The First sight
            I will never forget the first sight I had when I look down from the window of the airplane, ever since I left the land that I used to call home. From high above the air, the only thing I could see in the city, was a night sky that matched with the one I was flying in, but shining with bigger and brighter stars, they were spread every where, millions of them, just like the dusts on the floor. There was no line that separates the earth and the sky, just like two spaces melted into one. I felt like flying in the fourth dimension, no sense of up and down, if weren’t for the gravity, I might think I was flying up side down. The view was so amazing, even without getting to know this “big apple”, I could already feel New York was one of the most flourishing cities in the world. There must be millions of homes down there, but where was mine?
              When the plane landed, I suddenly had a strange feeling, my hands were cold and wet, my throat was hot and dry, and my heart was beating hard. Oh… I know what kind of feeling it is, it’s a combination of fear and curious, happy and worry, exiting and panic. What so strange about it was those emotions don’t usually come together, it’s like a recipe with all kind of tastes mix together; Sweet, salty, sour and spicy, one was the opposite of another, but oddly, they come with one attaching another. I started asking myself questions like a 6-year-old girl at her first day of school. In a few minutes, I would be outside of this airport, what would my dad look like? I hadn’t seen him for 4 years. What my house is like? Would it be like those that I saw on the TV show? How do I communicate with other people? I don’t know any English. Would I ever make friends in here? With tons of questions in my head, I couldn’t make out one answer; it made me frighten of what was coming, but even more anxious to find out.
              My dad met my mom and I in just outside of the airport, I was surprised he didn’t changed much, he even has a light redness on his cheek that I had never since on him, except when he was mad. I guessed what I heard was true, people do live better in here, and that was why people call it the mountain of gold (It used to be the metaphor for L.A. only, but now, it described the whole united states). After hugs and kisses, my dad told me to put our baggage into the trunk of the car. “Boy! We have a car?!” I asked with my eyes wide open, then dad pointed me to the most beautiful and luxury thing I had ever seen, a black Darge convertible. Not that I had never seen a car before, the traffics in the city where I came from was so horrible, it made u hate cars. But this one was different, just having the idea of owning a car makes me want to show off to everyone I had never known. I stared at it with my mouth drop down to my feet for almost half a minute, and then we pack up our bags and drove down to the road. Sitting inside the car, watching every thing flashed in front of my eyes and disappeared out side of the window, I felt like I was the richest girl in the world.

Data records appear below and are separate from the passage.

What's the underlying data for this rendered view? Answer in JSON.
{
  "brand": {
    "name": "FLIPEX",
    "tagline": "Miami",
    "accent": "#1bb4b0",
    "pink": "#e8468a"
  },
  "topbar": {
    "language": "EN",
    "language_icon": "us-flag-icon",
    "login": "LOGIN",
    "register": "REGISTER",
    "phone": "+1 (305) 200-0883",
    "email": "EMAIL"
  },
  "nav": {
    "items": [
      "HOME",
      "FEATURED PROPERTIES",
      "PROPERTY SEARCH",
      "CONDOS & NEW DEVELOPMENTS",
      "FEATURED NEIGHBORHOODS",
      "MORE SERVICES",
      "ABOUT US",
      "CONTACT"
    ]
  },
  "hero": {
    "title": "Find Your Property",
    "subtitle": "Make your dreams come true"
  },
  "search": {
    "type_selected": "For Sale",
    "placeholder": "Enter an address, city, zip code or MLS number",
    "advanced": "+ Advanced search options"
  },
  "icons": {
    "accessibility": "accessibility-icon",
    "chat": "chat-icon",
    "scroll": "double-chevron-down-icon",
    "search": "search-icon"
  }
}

            We added a little more speed by the time we drove up to the high way, and my dad was telling us how happy he was to see us. “We are going home, honey” my mom said it as if she had been to the house before, and I understand why, because she was so proud of his husband and so proud of what we have. Even though we didn’t own the nicest car, or the biggest house, but we made it here; they had the dream of living a better place, and the dream came true after years of hard working and money sacrificing, why shouldn’t they be proud? Why shouldn’t my mom feel the belongingness of our home before she even gets there? And that was the first time I felt I was really lucky to have them as my parents.
            The night was still dark; the stars were still shinning up upon the sky. I rolled down the window and smelled the air; instead, I smelled my thoughts and feelings. I felt nervous coming out from my head, I’ve arrived in Now York only less than half an hour, but it seem like half month already. I know all the surprises, all the emotions I had tonight, were just the beginning. A lot more were sitting on the road to my future, like bombs waiting for me to step on. Even until now, I still feel that way, but whenever I look back, think of the first sight I had, when I look down from the airplane window, I tell myself, someday, I am going to live in a house with a bright light on the top, and if by any chance, there is a girl like me looking out the window from the airplane, and dreaming of the fourth dimension, I’ll make sure she doesn’t miss the star that shines on top of my roof.